Stanislas Wawrinka, Francis Tiafoe y ahora Alexander Zverev: todos se sienten traicionados por los árbitros del Masters de Shanghai celebrado en China.
El mejor tenista alemán discutió durante minutos con el árbitro sueco Mohamed Lahyani el martes por la tarde en Shanghai. El hombre de 58 años le había dado a Griekspoor un estrecho punto en los octavos de final de Zverev contra el holandés Tallon Griekspoor cuando el marcador era 5:5 y 40:40 en el primer set.
Cuando el holandés detuvo el balón, Zverev llegó demasiado tarde, por lo que cayó al suelo por segunda vez y el punto fue, con razón, para Griekspoor. Sin embargo, el alemán consideró que había recibido el balón a tiempo.
Zverev se apoyó incrédulo en los barrotes de la red, ya no entendía el mundo y se enfureció. “Están arruinando todo el torneo de este año”, acusaron Zverev Layani y sus compañeros ante las controvertidas decisiones ya discutidas en el Masters de Shanghai (lea más sobre esto aquí y aquí).
“¿Cómo es posible?”, se enfureció el número uno de Alemania mientras arrojaba su raqueta al suelo y luego recibía una advertencia de Layani. Pero Zverev ya no podía calmarse. “He jugado más de 80 partidos esta temporada. Con lesiones, con enfermedades. No puedo venir a China en octubre sólo para que lo arruines”, continuó atacando Zverev antes de que Griekspoor se llevara el partido.
E incluso durante el descanso que siguió antes del descanso, Zverev no pudo controlarse en absoluto. “Me estoy volviendo loco, pero tu árbitro decide los partidos”, fue la acusación del alemán, que parecía desesperado. “¿Para qué estoy haciendo esto? ¿Por qué estoy haciendo todo esto?”, le dijo a Layani, justo antes de tirarle su botella. “Ya es suficiente”, Layani se cansó del arrebato de Zverev, pero se limitó a responder. “Es suficiente que te sientes en una silla cómoda mientras me quemo el culo a las nueve de la noche. Y lo he estado haciendo durante nueve meses este año”.
Al menos pudo ganar el partido al final. Después de ganar el primer set en el tie-break por 8:6, ganó en el global por 7:6 (8:6), 2:6, 7:6 (7:5).

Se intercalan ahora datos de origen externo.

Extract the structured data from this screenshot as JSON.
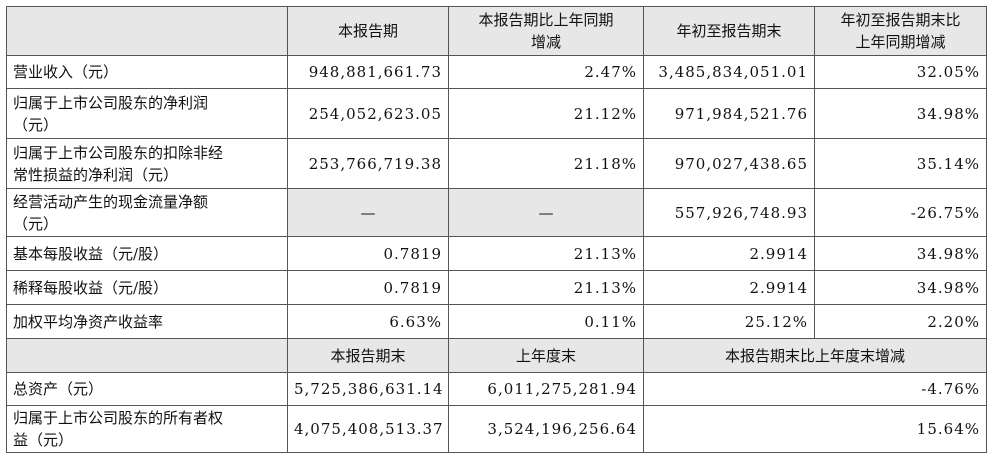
{
  "table": {
    "header": [
      "本报告期",
      "本报告期比上年同期增减",
      "年初至报告期末",
      "年初至报告期末比上年同期增减"
    ],
    "rows": [
      [
        "营业收入（元）",
        "948,881,661.73",
        "2.47%",
        "3,485,834,051.01",
        "32.05%"
      ],
      [
        "归属于上市公司股东的净利润（元）",
        "254,052,623.05",
        "21.12%",
        "971,984,521.76",
        "34.98%"
      ],
      [
        "归属于上市公司股东的扣除非经常性损益的净利润（元）",
        "253,766,719.38",
        "21.18%",
        "970,027,438.65",
        "35.14%"
      ],
      [
        "经营活动产生的现金流量净额（元）",
        "—",
        "—",
        "557,926,748.93",
        "-26.75%"
      ],
      [
        "基本每股收益（元/股）",
        "0.7819",
        "21.13%",
        "2.9914",
        "34.98%"
      ],
      [
        "稀释每股收益（元/股）",
        "0.7819",
        "21.13%",
        "2.9914",
        "34.98%"
      ],
      [
        "加权平均净资产收益率",
        "6.63%",
        "0.11%",
        "25.12%",
        "2.20%"
      ]
    ],
    "header2": [
      "本报告期末",
      "上年度末",
      "本报告期末比上年度末增减"
    ],
    "rows2": [
      [
        "总资产（元）",
        "5,725,386,631.14",
        "6,011,275,281.94",
        "-4.76%"
      ],
      [
        "归属于上市公司股东的所有者权益（元）",
        "4,075,408,513.37",
        "3,524,196,256.64",
        "15.64%"
      ]
    ]
  }
}
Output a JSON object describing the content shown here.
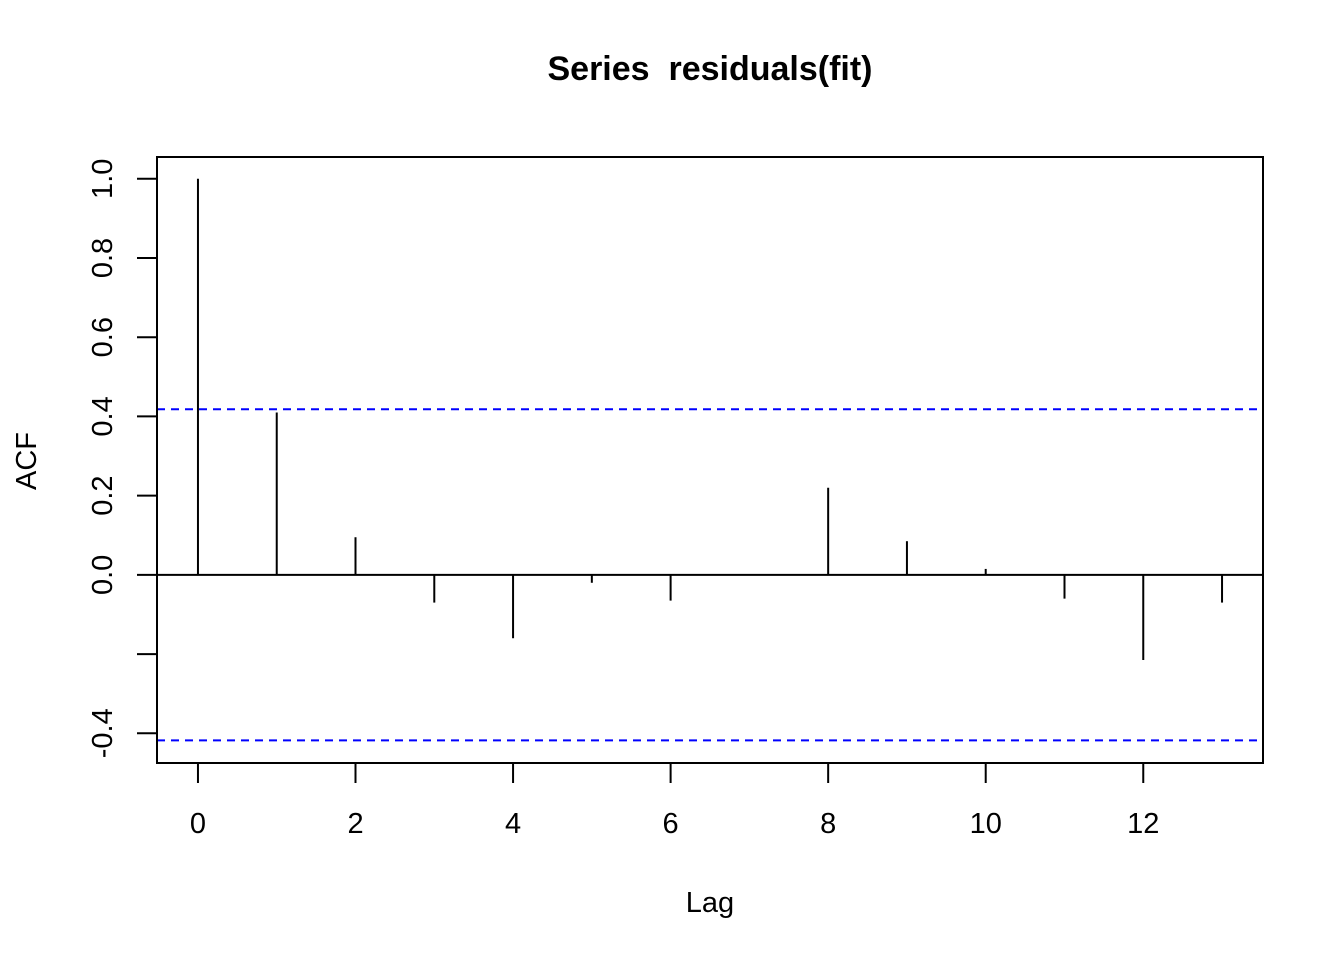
{
  "chart_data": {
    "type": "bar",
    "title": "Series  residuals(fit)",
    "xlabel": "Lag",
    "ylabel": "ACF",
    "xlim": [
      -0.52,
      13.52
    ],
    "ylim": [
      -0.475,
      1.055
    ],
    "x_ticks": [
      0,
      2,
      4,
      6,
      8,
      10,
      12
    ],
    "x_tick_labels": [
      "0",
      "2",
      "4",
      "6",
      "8",
      "10",
      "12"
    ],
    "y_ticks": [
      -0.4,
      -0.2,
      0.0,
      0.2,
      0.4,
      0.6,
      0.8,
      1.0
    ],
    "y_tick_labels": [
      "-0.4",
      "",
      "0.0",
      "0.2",
      "0.4",
      "0.6",
      "0.8",
      "1.0"
    ],
    "lags": [
      0,
      1,
      2,
      3,
      4,
      5,
      6,
      7,
      8,
      9,
      10,
      11,
      12,
      13
    ],
    "values": [
      1.0,
      0.41,
      0.095,
      -0.07,
      -0.16,
      -0.02,
      -0.065,
      0.0,
      0.22,
      0.085,
      0.015,
      -0.06,
      -0.215,
      -0.07
    ],
    "confidence_bound": 0.418,
    "bar_color": "#000000",
    "ci_color": "#0000ff",
    "grid": false
  }
}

El campeón olímpico alemán de 2021 se mostró igualmente conciliador después del partido: “Al fin y al cabo, todos somos humanos, todo el mundo comete errores. Eso está totalmente bien. De lo contrario, no habría diversión en el deporte”, afirmó Zverev. Quien siguió al árbitro estrechó la mano del balón como de costumbre.

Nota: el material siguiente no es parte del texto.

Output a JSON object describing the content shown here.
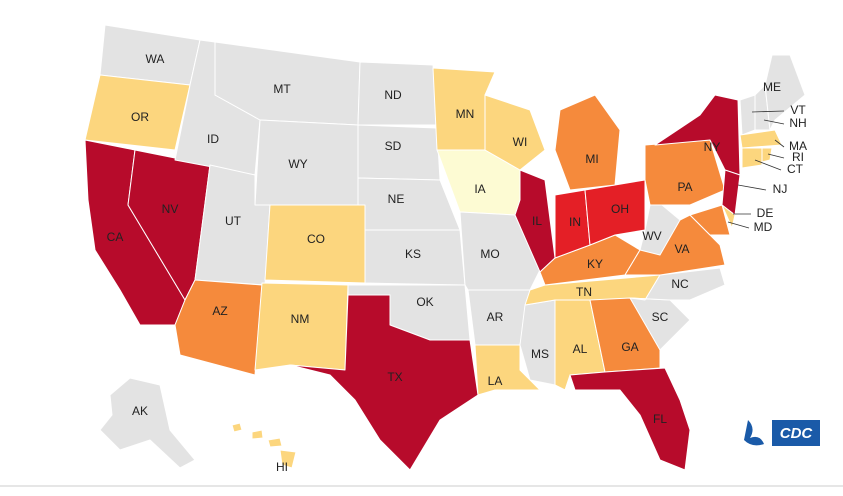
{
  "states": [
    {
      "label": "WA",
      "color": "#e3e3e3"
    },
    {
      "label": "OR",
      "color": "#fcd67e"
    },
    {
      "label": "CA",
      "color": "#b70b2b"
    },
    {
      "label": "NV",
      "color": "#b70b2b"
    },
    {
      "label": "ID",
      "color": "#e3e3e3"
    },
    {
      "label": "MT",
      "color": "#e3e3e3"
    },
    {
      "label": "WY",
      "color": "#e3e3e3"
    },
    {
      "label": "UT",
      "color": "#e3e3e3"
    },
    {
      "label": "CO",
      "color": "#fcd67e"
    },
    {
      "label": "AZ",
      "color": "#f58a3c"
    },
    {
      "label": "NM",
      "color": "#fcd67e"
    },
    {
      "label": "ND",
      "color": "#e3e3e3"
    },
    {
      "label": "SD",
      "color": "#e3e3e3"
    },
    {
      "label": "NE",
      "color": "#e3e3e3"
    },
    {
      "label": "KS",
      "color": "#e3e3e3"
    },
    {
      "label": "OK",
      "color": "#e3e3e3"
    },
    {
      "label": "TX",
      "color": "#b70b2b"
    },
    {
      "label": "MN",
      "color": "#fcd67e"
    },
    {
      "label": "IA",
      "color": "#fdfbd3"
    },
    {
      "label": "MO",
      "color": "#e3e3e3"
    },
    {
      "label": "AR",
      "color": "#e3e3e3"
    },
    {
      "label": "LA",
      "color": "#fcd67e"
    },
    {
      "label": "WI",
      "color": "#fcd67e"
    },
    {
      "label": "IL",
      "color": "#b70b2b"
    },
    {
      "label": "MS",
      "color": "#e3e3e3"
    },
    {
      "label": "AL",
      "color": "#fcd67e"
    },
    {
      "label": "TN",
      "color": "#fcd67e"
    },
    {
      "label": "KY",
      "color": "#f58a3c"
    },
    {
      "label": "IN",
      "color": "#e41f26"
    },
    {
      "label": "OH",
      "color": "#e41f26"
    },
    {
      "label": "MI",
      "color": "#f58a3c"
    },
    {
      "label": "GA",
      "color": "#f58a3c"
    },
    {
      "label": "FL",
      "color": "#b70b2b"
    },
    {
      "label": "SC",
      "color": "#e3e3e3"
    },
    {
      "label": "NC",
      "color": "#e3e3e3"
    },
    {
      "label": "VA",
      "color": "#f58a3c"
    },
    {
      "label": "WV",
      "color": "#e3e3e3"
    },
    {
      "label": "PA",
      "color": "#f58a3c"
    },
    {
      "label": "NY",
      "color": "#b70b2b"
    },
    {
      "label": "NJ",
      "color": "#b70b2b"
    },
    {
      "label": "MD",
      "color": "#f58a3c"
    },
    {
      "label": "DE",
      "color": "#fcd67e"
    },
    {
      "label": "VT",
      "color": "#e3e3e3"
    },
    {
      "label": "NH",
      "color": "#e3e3e3"
    },
    {
      "label": "ME",
      "color": "#e3e3e3"
    },
    {
      "label": "MA",
      "color": "#fcd67e"
    },
    {
      "label": "CT",
      "color": "#fcd67e"
    },
    {
      "label": "RI",
      "color": "#fcd67e"
    },
    {
      "label": "AK",
      "color": "#e3e3e3"
    },
    {
      "label": "HI",
      "color": "#fcd67e"
    }
  ],
  "logo": "CDC"
}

Sin embargo, poco después todavía estaba convencido de que tenía razón. “No creo que la pelota haya rebotado dos veces porque lo mostraron en la pantalla grande. Pero si tú lo dices, entonces tal vez sí”, añadió más tarde a un periodista.

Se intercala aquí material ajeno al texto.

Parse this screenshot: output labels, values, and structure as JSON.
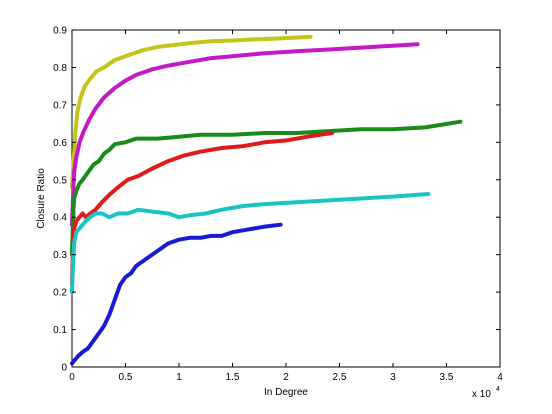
{
  "chart_data": {
    "type": "line",
    "xlabel": "In Degree",
    "ylabel": "Closure Ratio",
    "x_scale_label": "x 10",
    "x_scale_exponent": "4",
    "xlim": [
      0,
      40000
    ],
    "ylim": [
      0,
      0.9
    ],
    "xticks": [
      0,
      5000,
      10000,
      15000,
      20000,
      25000,
      30000,
      35000,
      40000
    ],
    "xtick_labels": [
      "0",
      "0.5",
      "1",
      "1.5",
      "2",
      "2.5",
      "3",
      "3.5",
      "4"
    ],
    "yticks": [
      0,
      0.1,
      0.2,
      0.3,
      0.4,
      0.5,
      0.6,
      0.7,
      0.8,
      0.9
    ],
    "ytick_labels": [
      "0",
      "0.1",
      "0.2",
      "0.3",
      "0.4",
      "0.5",
      "0.6",
      "0.7",
      "0.8",
      "0.9"
    ],
    "grid": false,
    "legend": "none",
    "series": [
      {
        "color": "#c4c41a",
        "x": [
          0,
          150,
          300,
          500,
          800,
          1200,
          1700,
          2300,
          3000,
          4000,
          5000,
          6500,
          8000,
          9500,
          11000,
          13000,
          15000,
          17000,
          19000,
          21000,
          22300
        ],
        "y": [
          0.48,
          0.55,
          0.62,
          0.68,
          0.72,
          0.75,
          0.77,
          0.79,
          0.8,
          0.82,
          0.83,
          0.845,
          0.855,
          0.86,
          0.865,
          0.87,
          0.872,
          0.875,
          0.877,
          0.88,
          0.882
        ]
      },
      {
        "color": "#c41ac4",
        "x": [
          0,
          100,
          200,
          400,
          700,
          1100,
          1600,
          2200,
          3000,
          4000,
          5000,
          6000,
          7500,
          9000,
          11000,
          13000,
          15000,
          18000,
          21000,
          24000,
          27000,
          30000,
          32300
        ],
        "y": [
          0.38,
          0.46,
          0.52,
          0.56,
          0.6,
          0.63,
          0.66,
          0.69,
          0.72,
          0.745,
          0.765,
          0.78,
          0.795,
          0.805,
          0.815,
          0.825,
          0.83,
          0.838,
          0.843,
          0.848,
          0.853,
          0.858,
          0.862
        ]
      },
      {
        "color": "#1a8a1a",
        "x": [
          0,
          100,
          200,
          400,
          700,
          1000,
          1500,
          2000,
          2500,
          3000,
          3500,
          4000,
          5000,
          6000,
          7000,
          8000,
          10000,
          12000,
          15000,
          18000,
          21000,
          24000,
          27000,
          30000,
          33000,
          36300
        ],
        "y": [
          0.3,
          0.4,
          0.45,
          0.47,
          0.49,
          0.5,
          0.52,
          0.54,
          0.55,
          0.57,
          0.58,
          0.595,
          0.6,
          0.61,
          0.61,
          0.61,
          0.615,
          0.62,
          0.62,
          0.625,
          0.625,
          0.63,
          0.635,
          0.635,
          0.64,
          0.655
        ]
      },
      {
        "color": "#e01a1a",
        "x": [
          0,
          100,
          200,
          400,
          700,
          1000,
          1300,
          1700,
          2200,
          2800,
          3500,
          4300,
          5200,
          6200,
          7500,
          9000,
          10500,
          12000,
          14000,
          16000,
          18000,
          20000,
          22000,
          24300
        ],
        "y": [
          0.22,
          0.33,
          0.37,
          0.39,
          0.4,
          0.41,
          0.4,
          0.41,
          0.42,
          0.44,
          0.46,
          0.48,
          0.5,
          0.51,
          0.53,
          0.55,
          0.565,
          0.575,
          0.585,
          0.59,
          0.6,
          0.605,
          0.615,
          0.625
        ]
      },
      {
        "color": "#1ac4c4",
        "x": [
          0,
          100,
          200,
          400,
          700,
          1000,
          1300,
          1700,
          2200,
          2800,
          3500,
          4300,
          5200,
          6200,
          7500,
          9000,
          10000,
          11000,
          12500,
          14000,
          16000,
          18000,
          21000,
          24000,
          27000,
          30000,
          33300
        ],
        "y": [
          0.2,
          0.28,
          0.33,
          0.36,
          0.37,
          0.38,
          0.39,
          0.4,
          0.41,
          0.41,
          0.4,
          0.41,
          0.41,
          0.42,
          0.415,
          0.41,
          0.4,
          0.405,
          0.41,
          0.42,
          0.43,
          0.435,
          0.44,
          0.445,
          0.45,
          0.455,
          0.462
        ]
      },
      {
        "color": "#1a1ad0",
        "x": [
          0,
          300,
          600,
          1000,
          1500,
          2000,
          2500,
          3000,
          3500,
          4000,
          4500,
          5000,
          5500,
          6000,
          7000,
          8000,
          9000,
          10000,
          11000,
          12000,
          13000,
          14000,
          15000,
          16000,
          17000,
          18000,
          19500
        ],
        "y": [
          0.01,
          0.02,
          0.03,
          0.04,
          0.05,
          0.07,
          0.09,
          0.11,
          0.14,
          0.18,
          0.22,
          0.24,
          0.25,
          0.27,
          0.29,
          0.31,
          0.33,
          0.34,
          0.345,
          0.345,
          0.35,
          0.35,
          0.36,
          0.365,
          0.37,
          0.375,
          0.38
        ]
      }
    ]
  }
}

Su arrebato emocional se debe a diferentes puntos: “Este año estuve un poco insatisfecho con algunas decisiones que me costaron partidos muy importantes. Por supuesto, sin malas intenciones”, dejó claro Zverev.
Indirectamente mostró remordimiento por su comportamiento enojado: “A veces es un poco frustrante para nosotros los jugadores en el fragor de la batalla. Hemos visto muchas cosas este año, por ejemplo, he jugado más de 80 partidos. Estás mental y físicamente agotado. A veces viajamos por todo el mundo para hacer esto y cuando suceden cosas que creemos que están en nuestra contra y fuera de nuestro control, es frustrante”.